O motorista havia se apresentado à Polícia Civil na noite de quinta-feira (3) e novamente na manhã de sexta-feira (4). Durante o interrogatório, ele permaneceu em silêncio.
O acidente aconteceu na madrugada de domingo (30), na Avenida Isaac Póvoas. Antes da colisão que resultou na morte de Paulo Messias, Hercílio teria se envolvido em outro atropelamento no mesmo local. A primeira vítima ficou ferida.
Na sequência, o motorista atingiu Paulo Messias, que morreu ainda no local.
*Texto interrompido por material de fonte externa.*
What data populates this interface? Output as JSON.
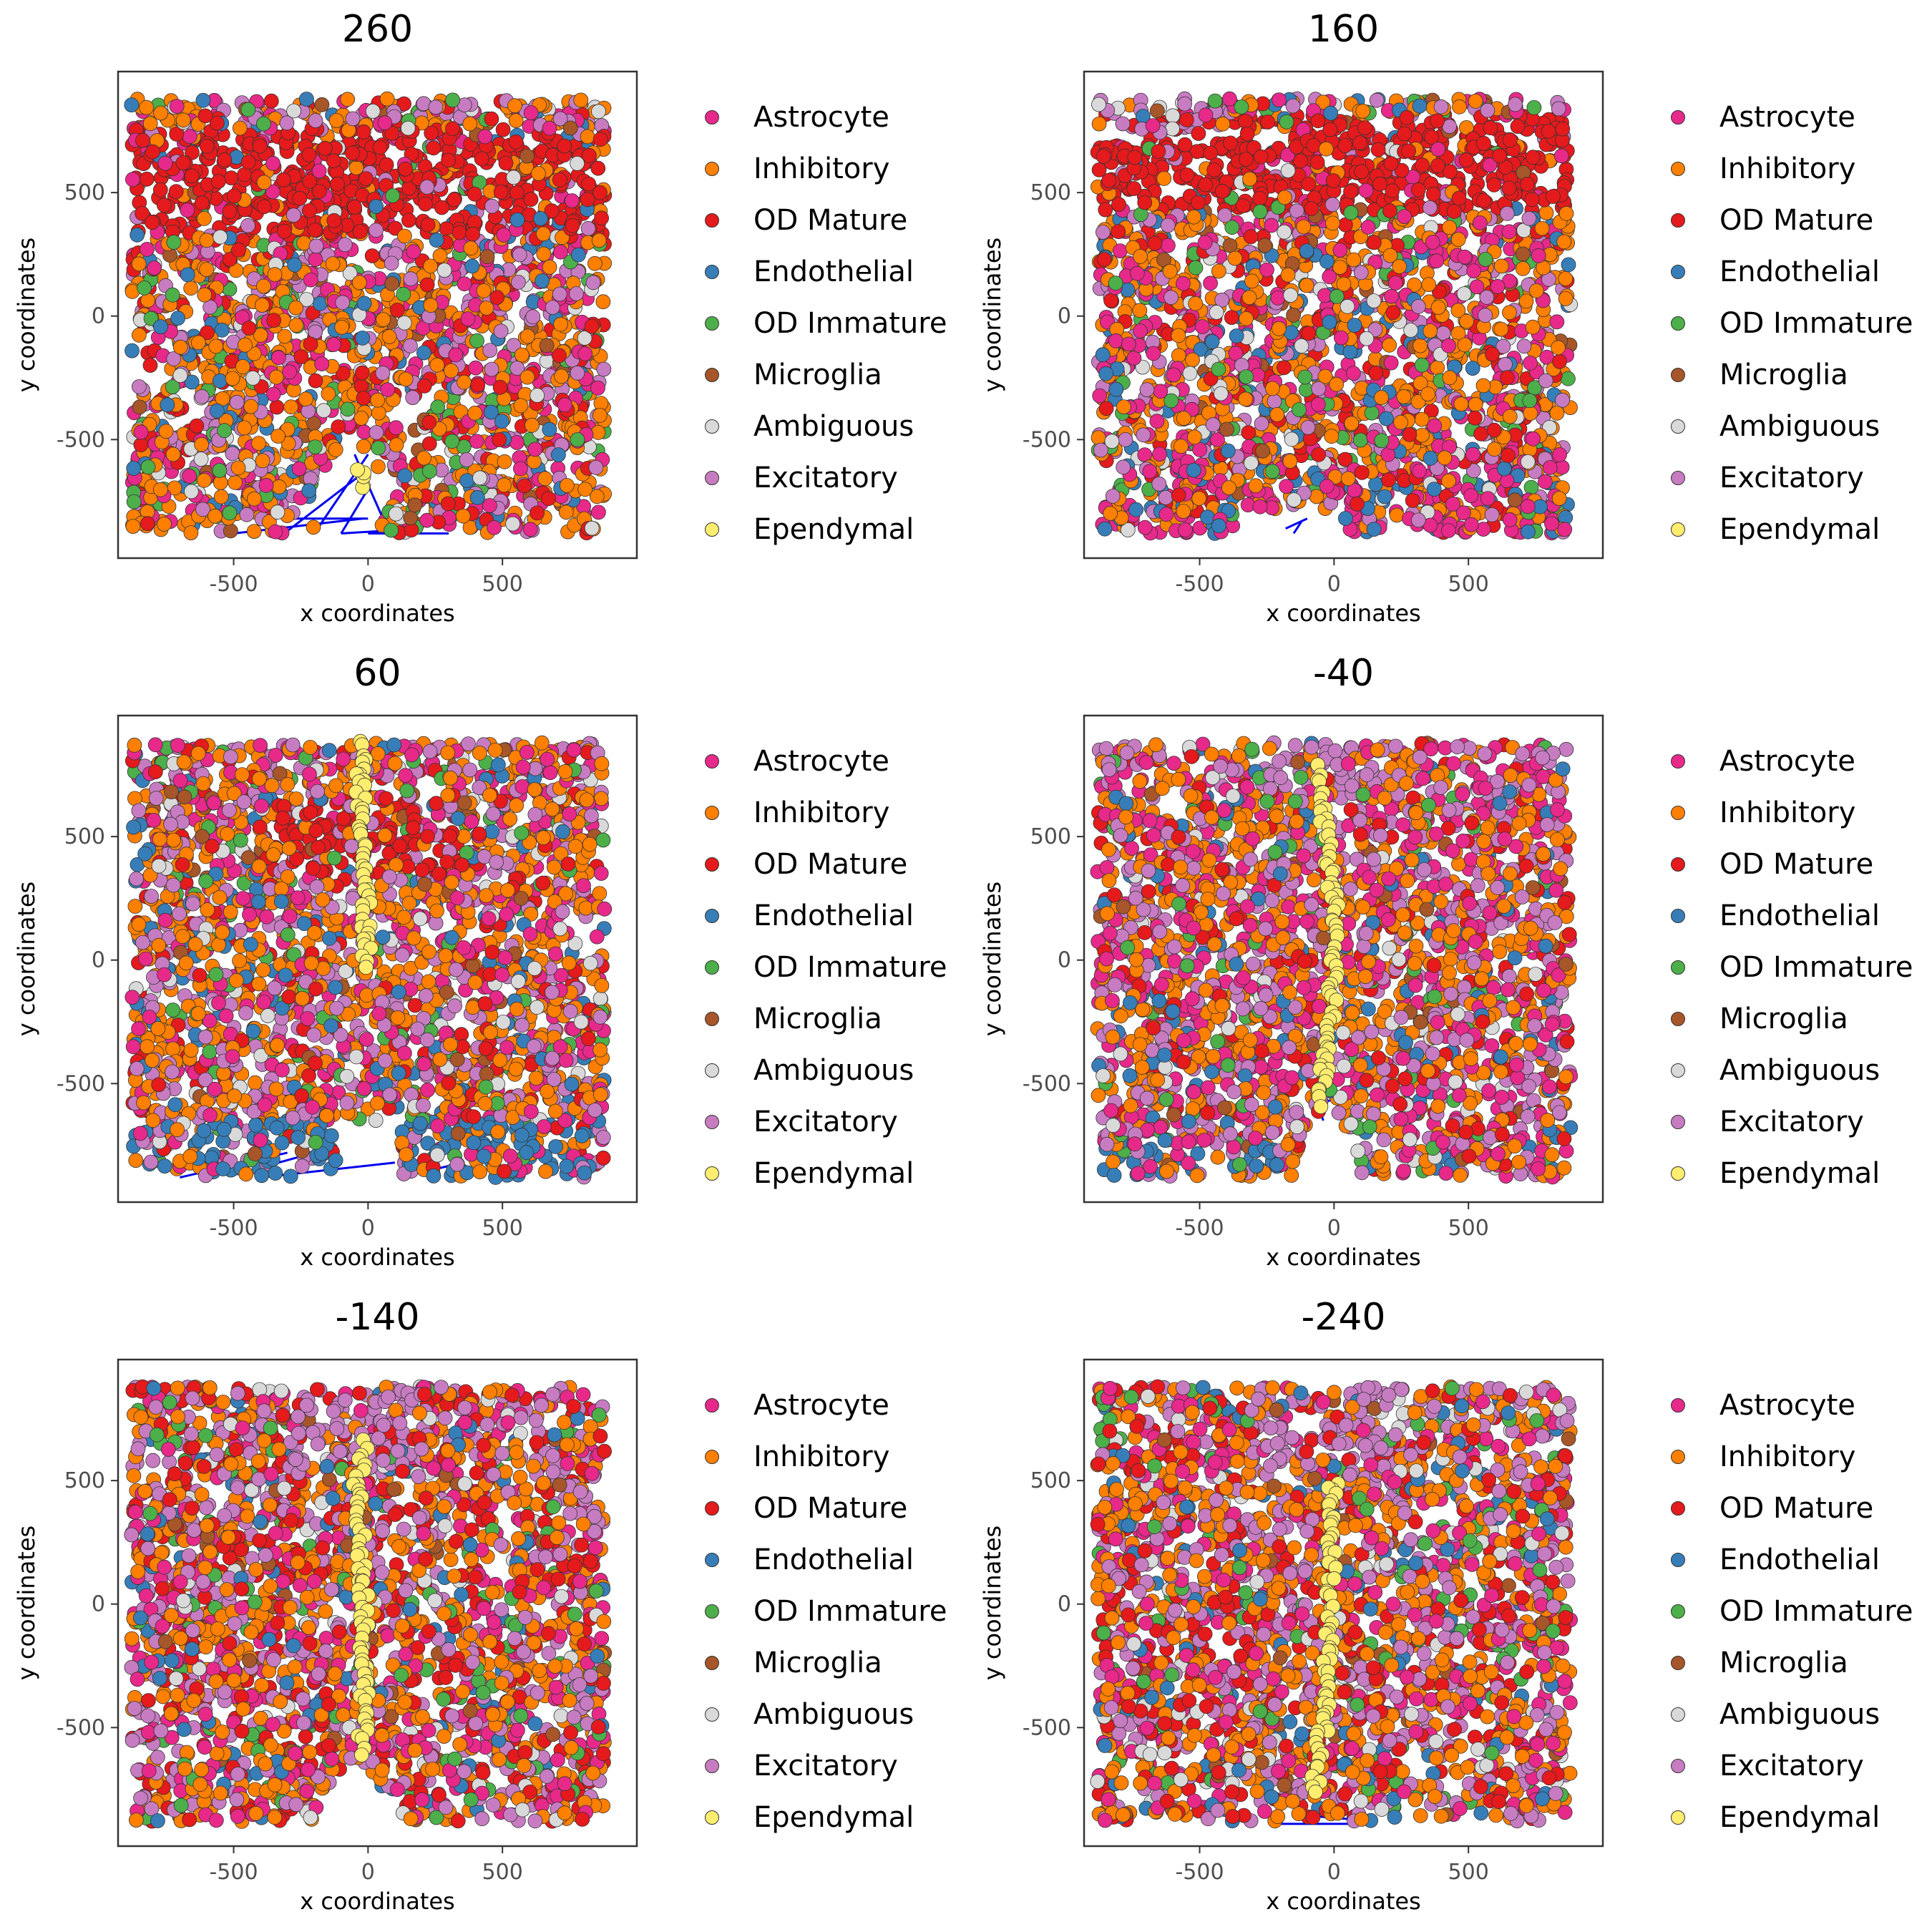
{
  "chart_data": [
    {
      "type": "scatter",
      "title": "260",
      "xlabel": "x coordinates",
      "ylabel": "y coordinates",
      "xlim": [
        -930,
        1000
      ],
      "ylim": [
        -980,
        990
      ],
      "xticks": [
        -500,
        0,
        500
      ],
      "yticks": [
        -500,
        0,
        500
      ],
      "pattern": "OD Mature band across top (y 300-750); mixed cell types elsewhere; blue connector lines near bottom center",
      "grid": false,
      "legend_position": "right"
    },
    {
      "type": "scatter",
      "title": "160",
      "xlabel": "x coordinates",
      "ylabel": "y coordinates",
      "xlim": [
        -930,
        1000
      ],
      "ylim": [
        -980,
        990
      ],
      "xticks": [
        -500,
        0,
        500
      ],
      "yticks": [
        -500,
        0,
        500
      ],
      "pattern": "OD Mature band across top (y 400-800); notch at bottom center around x -150",
      "grid": false,
      "legend_position": "right"
    },
    {
      "type": "scatter",
      "title": "60",
      "xlabel": "x coordinates",
      "ylabel": "y coordinates",
      "xlim": [
        -930,
        1000
      ],
      "ylim": [
        -980,
        990
      ],
      "xticks": [
        -500,
        0,
        500
      ],
      "yticks": [
        -500,
        0,
        500
      ],
      "pattern": "OD Mature cluster near top center; Ependymal cells near top center and center; Endothelial clusters along bottom",
      "grid": false,
      "legend_position": "right"
    },
    {
      "type": "scatter",
      "title": "-40",
      "xlabel": "x coordinates",
      "ylabel": "y coordinates",
      "xlim": [
        -930,
        1000
      ],
      "ylim": [
        -980,
        990
      ],
      "xticks": [
        -500,
        0,
        500
      ],
      "yticks": [
        -500,
        0,
        500
      ],
      "pattern": "vertical Ependymal line near x 0 from y 750 to -600; Endothelial along bottom left",
      "grid": false,
      "legend_position": "right"
    },
    {
      "type": "scatter",
      "title": "-140",
      "xlabel": "x coordinates",
      "ylabel": "y coordinates",
      "xlim": [
        -930,
        1000
      ],
      "ylim": [
        -980,
        990
      ],
      "xticks": [
        -500,
        0,
        500
      ],
      "yticks": [
        -500,
        0,
        500
      ],
      "pattern": "vertical Ependymal line near x -30 from y 650 to -600; Excitatory cluster near top center",
      "grid": false,
      "legend_position": "right"
    },
    {
      "type": "scatter",
      "title": "-240",
      "xlabel": "x coordinates",
      "ylabel": "y coordinates",
      "xlim": [
        -930,
        1000
      ],
      "ylim": [
        -980,
        990
      ],
      "xticks": [
        -500,
        0,
        500
      ],
      "yticks": [
        -500,
        0,
        500
      ],
      "pattern": "vertical Ependymal line near x 0 from y 500 to -750; Excitatory cluster near top center; blue connector lines at bottom",
      "grid": false,
      "legend_position": "right"
    }
  ],
  "legend": [
    {
      "label": "Astrocyte",
      "color": "#E7298A"
    },
    {
      "label": "Inhibitory",
      "color": "#FF7F00"
    },
    {
      "label": "OD Mature",
      "color": "#E41A1C"
    },
    {
      "label": "Endothelial",
      "color": "#377EB8"
    },
    {
      "label": "OD Immature",
      "color": "#4DAF4A"
    },
    {
      "label": "Microglia",
      "color": "#A65628"
    },
    {
      "label": "Ambiguous",
      "color": "#D9D9D9"
    },
    {
      "label": "Excitatory",
      "color": "#C77CC1"
    },
    {
      "label": "Ependymal",
      "color": "#FFED6F"
    }
  ],
  "edge_color": "#0000EE"
}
Depois dos acidentes, Hercílio abandonou a BMW em frente ao Hospital Estadual Santa Casa e deixou o local a pé.
Dados de um radar da Secretaria Municipal de Mobilidade Urbana (Semob), instalado no cruzamento da Avenida Isaac Póvoas com a Rua Barão de Melgaço, indicaram que o veículo trafegava a 177 km/h às 0h45. O limite estabelecido para a via é de 60 km/h.
Considerando o desconto aplicado na aferição do equipamento, a velocidade utilizada para fins de fiscalização foi de 165 km/h, o que representa 105 km/h acima do limite permitido.
A Polícia Civil também apura a possibilidade de o motorista ter ingerido bebida alcoólica antes de dirigir. Antes dos acidentes, ele estava em uma boate, onde teria participado de uma confusão e sido retirado do estabelecimento por seguranças.
Imagens das câmeras de segurança da boate estão sendo analisadas pelos investigadores. A polícia também aguarda laudos e outros elementos que possam ajudar a esclarecer a dinâmica dos acidentes e as circunstâncias que antecederam as colisões.
Hercílio também responde a um processo relacionado a uma ocorrência de violência doméstica registrada recentemente em Goiânia (GO). Em abril deste ano, ele foi preso em flagrante após um episódio envolvendo a então esposa.
Conforme o registro policial, a mulher afirmou ter sido agredida com socos e chutes. Ela também relatou que foi enforcada e teve os cabelos puxados, além de ter o celular quebrado e receber ameaças de morte.
O processo relacionado ao caso de violência doméstica tramita na Justiça de Goiás.